Silence #35: End and Beginning
Early in the morning, the Oude Kerk is a meditative oasis in the city. Since 2017, on every first Friday of the month at 8 a.m., when the rising sun casts its light through the church’s towering windows and the neighbourhood slowly wakes up, visitors can enjoy the Silence music programme. The concerts celebrate the acoustics and space of the Oude Kerk, which invites mostly young, experimental musicians. There are no fixed seats; visitors are welcome to walk around and discover what the music sounds like in different places in the church.
On 1 April, a programme as it has never sounded before was heard at the Oude Kerk: a concert featuring compositions by two modernist Russian composers, Galina Ustvolskaya (1919-2006) and Alexander Raskatov (1953), performed by Tomoko Mukaiyama and an ensemble of eight double bassists and percussion.

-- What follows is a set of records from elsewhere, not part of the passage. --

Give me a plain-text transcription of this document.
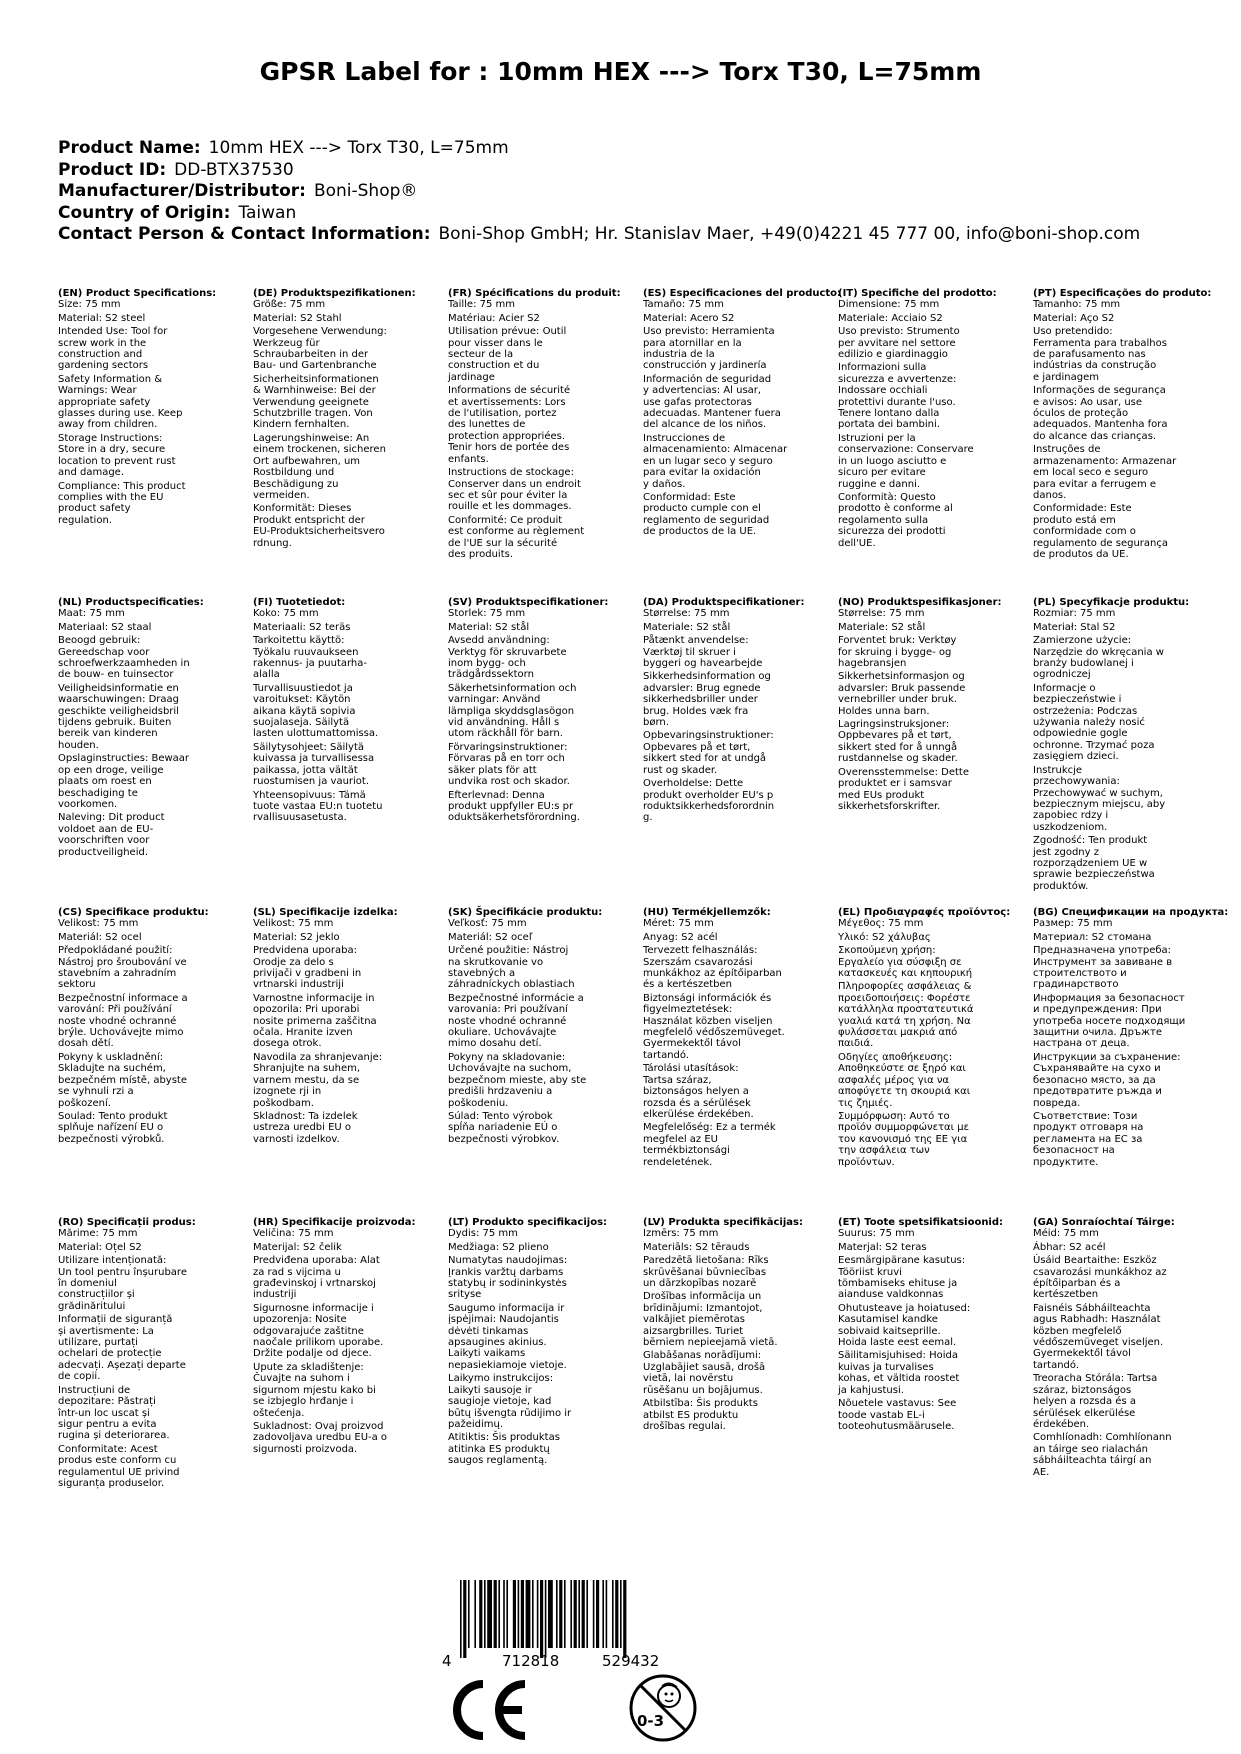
GPSR Label for : 10mm HEX ---> Torx T30, L=75mm
Product Name: 10mm HEX ---> Torx T30, L=75mm
Product ID: DD-BTX37530
Manufacturer/Distributor: Boni-Shop®
Country of Origin: Taiwan
Contact Person & Contact Information: Boni-Shop GmbH; Hr. Stanislav Maer, +49(0)4221 45 777 00, info@boni-shop.com
(EN) Product Specifications:
Size: 75 mm
Material: S2 steel
Intended Use: Tool for
screw work in the
construction and
gardening sectors
Safety Information &
Warnings: Wear
appropriate safety
glasses during use. Keep
away from children.
Storage Instructions:
Store in a dry, secure
location to prevent rust
and damage.
Compliance: This product
complies with the EU
product safety
regulation.
(DE) Produktspezifikationen:
Größe: 75 mm
Material: S2 Stahl
Vorgesehene Verwendung:
Werkzeug für
Schraubarbeiten in der
Bau- und Gartenbranche
Sicherheitsinformationen
& Warnhinweise: Bei der
Verwendung geeignete
Schutzbrille tragen. Von
Kindern fernhalten.
Lagerungshinweise: An
einem trockenen, sicheren
Ort aufbewahren, um
Rostbildung und
Beschädigung zu
vermeiden.
Konformität: Dieses
Produkt entspricht der
EU-Produktsicherheitsvero
rdnung.
(FR) Spécifications du produit:
Taille: 75 mm
Matériau: Acier S2
Utilisation prévue: Outil
pour visser dans le
secteur de la
construction et du
jardinage
Informations de sécurité
et avertissements: Lors
de l'utilisation, portez
des lunettes de
protection appropriées.
Tenir hors de portée des
enfants.
Instructions de stockage:
Conserver dans un endroit
sec et sûr pour éviter la
rouille et les dommages.
Conformité: Ce produit
est conforme au règlement
de l'UE sur la sécurité
des produits.
(ES) Especificaciones del producto:
Tamaño: 75 mm
Material: Acero S2
Uso previsto: Herramienta
para atornillar en la
industria de la
construcción y jardinería
Información de seguridad
y advertencias: Al usar,
use gafas protectoras
adecuadas. Mantener fuera
del alcance de los niños.
Instrucciones de
almacenamiento: Almacenar
en un lugar seco y seguro
para evitar la oxidación
y daños.
Conformidad: Este
producto cumple con el
reglamento de seguridad
de productos de la UE.
(IT) Specifiche del prodotto:
Dimensione: 75 mm
Materiale: Acciaio S2
Uso previsto: Strumento
per avvitare nel settore
edilizio e giardinaggio
Informazioni sulla
sicurezza e avvertenze:
Indossare occhiali
protettivi durante l'uso.
Tenere lontano dalla
portata dei bambini.
Istruzioni per la
conservazione: Conservare
in un luogo asciutto e
sicuro per evitare
ruggine e danni.
Conformità: Questo
prodotto è conforme al
regolamento sulla
sicurezza dei prodotti
dell'UE.
(PT) Especificações do produto:
Tamanho: 75 mm
Material: Aço S2
Uso pretendido:
Ferramenta para trabalhos
de parafusamento nas
indústrias da construção
e jardinagem
Informações de segurança
e avisos: Ao usar, use
óculos de proteção
adequados. Mantenha fora
do alcance das crianças.
Instruções de
armazenamento: Armazenar
em local seco e seguro
para evitar a ferrugem e
danos.
Conformidade: Este
produto está em
conformidade com o
regulamento de segurança
de produtos da UE.
(NL) Productspecificaties:
Maat: 75 mm
Materiaal: S2 staal
Beoogd gebruik:
Gereedschap voor
schroefwerkzaamheden in
de bouw- en tuinsector
Veiligheidsinformatie en
waarschuwingen: Draag
geschikte veiligheidsbril
tijdens gebruik. Buiten
bereik van kinderen
houden.
Opslaginstructies: Bewaar
op een droge, veilige
plaats om roest en
beschadiging te
voorkomen.
Naleving: Dit product
voldoet aan de EU-
voorschriften voor
productveiligheid.
(FI) Tuotetiedot:
Koko: 75 mm
Materiaali: S2 teräs
Tarkoitettu käyttö:
Työkalu ruuvaukseen
rakennus- ja puutarha-
alalla
Turvallisuustiedot ja
varoitukset: Käytön
aikana käytä sopivia
suojalaseja. Säilytä
lasten ulottumattomissa.
Säilytysohjeet: Säilytä
kuivassa ja turvallisessa
paikassa, jotta vältät
ruostumisen ja vauriot.
Yhteensopivuus: Tämä
tuote vastaa EU:n tuotetu
rvallisuusasetusta.
(SV) Produktspecifikationer:
Storlek: 75 mm
Material: S2 stål
Avsedd användning:
Verktyg för skruvarbete
inom bygg- och
trädgårdssektorn
Säkerhetsinformation och
varningar: Använd
lämpliga skyddsglasögon
vid användning. Håll s
utom räckhåll för barn.
Förvaringsinstruktioner:
Förvaras på en torr och
säker plats för att
undvika rost och skador.
Efterlevnad: Denna
produkt uppfyller EU:s pr
oduktsäkerhetsförordning.
(DA) Produktspecifikationer:
Størrelse: 75 mm
Materiale: S2 stål
Påtænkt anvendelse:
Værktøj til skruer i
byggeri og havearbejde
Sikkerhedsinformation og
advarsler: Brug egnede
sikkerhedsbriller under
brug. Holdes væk fra
børn.
Opbevaringsinstruktioner:
Opbevares på et tørt,
sikkert sted for at undgå
rust og skader.
Overholdelse: Dette
produkt overholder EU's p
roduktsikkerhedsforordnin
g.
(NO) Produktspesifikasjoner:
Størrelse: 75 mm
Materiale: S2 stål
Forventet bruk: Verktøy
for skruing i bygge- og
hagebransjen
Sikkerhetsinformasjon og
advarsler: Bruk passende
vernebriller under bruk.
Holdes unna barn.
Lagringsinstruksjoner:
Oppbevares på et tørt,
sikkert sted for å unngå
rustdannelse og skader.
Overensstemmelse: Dette
produktet er i samsvar
med EUs produkt
sikkerhetsforskrifter.
(PL) Specyfikacje produktu:
Rozmiar: 75 mm
Materiał: Stal S2
Zamierzone użycie:
Narzędzie do wkręcania w
branży budowlanej i
ogrodniczej
Informacje o
bezpieczeństwie i
ostrzeżenia: Podczas
używania należy nosić
odpowiednie gogle
ochronne. Trzymać poza
zasięgiem dzieci.
Instrukcje
przechowywania:
Przechowywać w suchym,
bezpiecznym miejscu, aby
zapobiec rdzy i
uszkodzeniom.
Zgodność: Ten produkt
jest zgodny z
rozporządzeniem UE w
sprawie bezpieczeństwa
produktów.
(CS) Specifikace produktu:
Velikost: 75 mm
Materiál: S2 ocel
Předpokládané použití:
Nástroj pro šroubování ve
stavebním a zahradním
sektoru
Bezpečnostní informace a
varování: Při používání
noste vhodné ochranné
brýle. Uchovávejte mimo
dosah dětí.
Pokyny k uskladnění:
Skladujte na suchém,
bezpečném místě, abyste
se vyhnuli rzi a
poškození.
Soulad: Tento produkt
splňuje nařízení EU o
bezpečnosti výrobků.
(SL) Specifikacije izdelka:
Velikost: 75 mm
Material: S2 jeklo
Predvidena uporaba:
Orodje za delo s
privijači v gradbeni in
vrtnarski industriji
Varnostne informacije in
opozorila: Pri uporabi
nosite primerna zaščitna
očala. Hranite izven
dosega otrok.
Navodila za shranjevanje:
Shranjujte na suhem,
varnem mestu, da se
izognete rji in
poškodbam.
Skladnost: Ta izdelek
ustreza uredbi EU o
varnosti izdelkov.
(SK) Špecifikácie produktu:
Veľkosť: 75 mm
Materiál: S2 oceľ
Určené použitie: Nástroj
na skrutkovanie vo
stavebných a
záhradníckych oblastiach
Bezpečnostné informácie a
varovania: Pri používaní
noste vhodné ochranné
okuliare. Uchovávajte
mimo dosahu detí.
Pokyny na skladovanie:
Uchovávajte na suchom,
bezpečnom mieste, aby ste
predišli hrdzaveniu a
poškodeniu.
Súlad: Tento výrobok
spĺňa nariadenie EÚ o
bezpečnosti výrobkov.
(HU) Termékjellemzők:
Méret: 75 mm
Anyag: S2 acél
Tervezett felhasználás:
Szerszám csavarozási
munkákhoz az építőiparban
és a kertészetben
Biztonsági információk és
figyelmeztetések:
Használat közben viseljen
megfelelő védőszemüveget.
Gyermekektől távol
tartandó.
Tárolási utasítások:
Tartsa száraz,
biztonságos helyen a
rozsda és a sérülések
elkerülése érdekében.
Megfelelőség: Ez a termék
megfelel az EU
termékbiztonsági
rendeletének.
(EL) Προδιαγραφές προϊόντος:
Μέγεθος: 75 mm
Υλικό: S2 χάλυβας
Σκοπούμενη χρήση:
Εργαλείο για σύσφιξη σε
κατασκευές και κηπουρική
Πληροφορίες ασφάλειας &
προειδοποιήσεις: Φορέστε
κατάλληλα προστατευτικά
γυαλιά κατά τη χρήση. Να
φυλάσσεται μακριά από
παιδιά.
Οδηγίες αποθήκευσης:
Αποθηκεύστε σε ξηρό και
ασφαλές μέρος για να
αποφύγετε τη σκουριά και
τις ζημιές.
Συμμόρφωση: Αυτό το
προϊόν συμμορφώνεται με
τον κανονισμό της ΕΕ για
την ασφάλεια των
προϊόντων.
(BG) Спецификации на продукта:
Размер: 75 mm
Материал: S2 стомана
Предназначена употреба:
Инструмент за завиване в
строителството и
градинарството
Информация за безопасност
и предупреждения: При
употреба носете подходящи
защитни очила. Дръжте
настрана от деца.
Инструкции за съхранение:
Съхранявайте на сухо и
безопасно място, за да
предотвратите ръжда и
повреда.
Съответствие: Този
продукт отговаря на
регламента на ЕС за
безопасност на
продуктите.
(RO) Specificații produs:
Mărime: 75 mm
Material: Oțel S2
Utilizare intenționată:
Un tool pentru înșurubare
în domeniul
construcțiilor și
grădinăritului
Informații de siguranță
și avertismente: La
utilizare, purtați
ochelari de protecție
adecvați. Așezați departe
de copii.
Instrucțiuni de
depozitare: Păstrați
într-un loc uscat și
sigur pentru a evita
rugina și deteriorarea.
Conformitate: Acest
produs este conform cu
regulamentul UE privind
siguranța produselor.
(HR) Specifikacije proizvoda:
Veličina: 75 mm
Materijal: S2 čelik
Predviđena uporaba: Alat
za rad s vijcima u
građevinskoj i vrtnarskoj
industriji
Sigurnosne informacije i
upozorenja: Nosite
odgovarajuće zaštitne
naočale prilikom uporabe.
Držite podalje od djece.
Upute za skladištenje:
Čuvajte na suhom i
sigurnom mjestu kako bi
se izbjeglo hrđanje i
oštećenja.
Sukladnost: Ovaj proizvod
zadovoljava uredbu EU-a o
sigurnosti proizvoda.
(LT) Produkto specifikacijos:
Dydis: 75 mm
Medžiaga: S2 plieno
Numatytas naudojimas:
Įrankis varžtų darbams
statybų ir sodininkystės
srityse
Saugumo informacija ir
įspėjimai: Naudojantis
dėvėti tinkamas
apsaugines akinius.
Laikyti vaikams
nepasiekiamoje vietoje.
Laikymo instrukcijos:
Laikyti sausoje ir
saugioje vietoje, kad
būtų išvengta rūdijimo ir
pažeidimų.
Atitiktis: Šis produktas
atitinka ES produktų
saugos reglamentą.
(LV) Produkta specifikācijas:
Izmērs: 75 mm
Materiāls: S2 tērauds
Paredzētā lietošana: Rīks
skrūvēšanai būvniecības
un dārzkopības nozarē
Drošības informācija un
brīdinājumi: Izmantojot,
valkājiet piemērotas
aizsargbrilles. Turiet
bērniem nepieejamā vietā.
Glabāšanas norādījumi:
Uzglabājiet sausā, drošā
vietā, lai novērstu
rūsēšanu un bojājumus.
Atbilstība: Šis produkts
atbilst ES produktu
drošības regulai.
(ET) Toote spetsifikatsioonid:
Suurus: 75 mm
Materjal: S2 teras
Eesmärgipärane kasutus:
Tööriist kruvi
tömbamiseks ehituse ja
aianduse valdkonnas
Ohutusteave ja hoiatused:
Kasutamisel kandke
sobivaid kaitseprille.
Hoida laste eest eemal.
Säilitamisjuhised: Hoida
kuivas ja turvalises
kohas, et vältida roostet
ja kahjustusi.
Nõuetele vastavus: See
toode vastab EL-i
tooteohutusmäärusele.
(GA) Sonraíochtaí Táirge:
Méid: 75 mm
Ábhar: S2 acél
Úsáid Beartaithe: Eszköz
csavarozási munkákhoz az
építőiparban és a
kertészetben
Faisnéis Sábháilteachta
agus Rabhadh: Használat
közben megfelelő
védőszemüveget viseljen.
Gyermekektől távol
tartandó.
Treoracha Stórála: Tartsa
száraz, biztonságos
helyen a rozsda és a
sérülések elkerülése
érdekében.
Comhlíonadh: Comhlíonann
an táirge seo rialachán
sábháilteachta táirgí an
AE.
4	712818	529432
CE
0-3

Russian composer Galina Ustvolskaya became widely known in the West through the 1989 Holland Festival, in the year of the fall of communism, now 33 years ago. 1973's 'Dies Irae' is one of her most powerful works, in which the music fills the church space with continuous hammer blows. Alexander Raskatov's composition contrasts with this: it is based on the richness of sound of Russian Orthodox church bells. 'All possible sound combinations between piano, percussion and double basses I will employ to bring these mysterious instruments to sound,' says Raskatov. Thus, two ancient elements came together: the 'Dies Irae', which sounded for centuries as part of the tidal prayers, and the sound of ringing bells, which in earlier times marked the course of the day.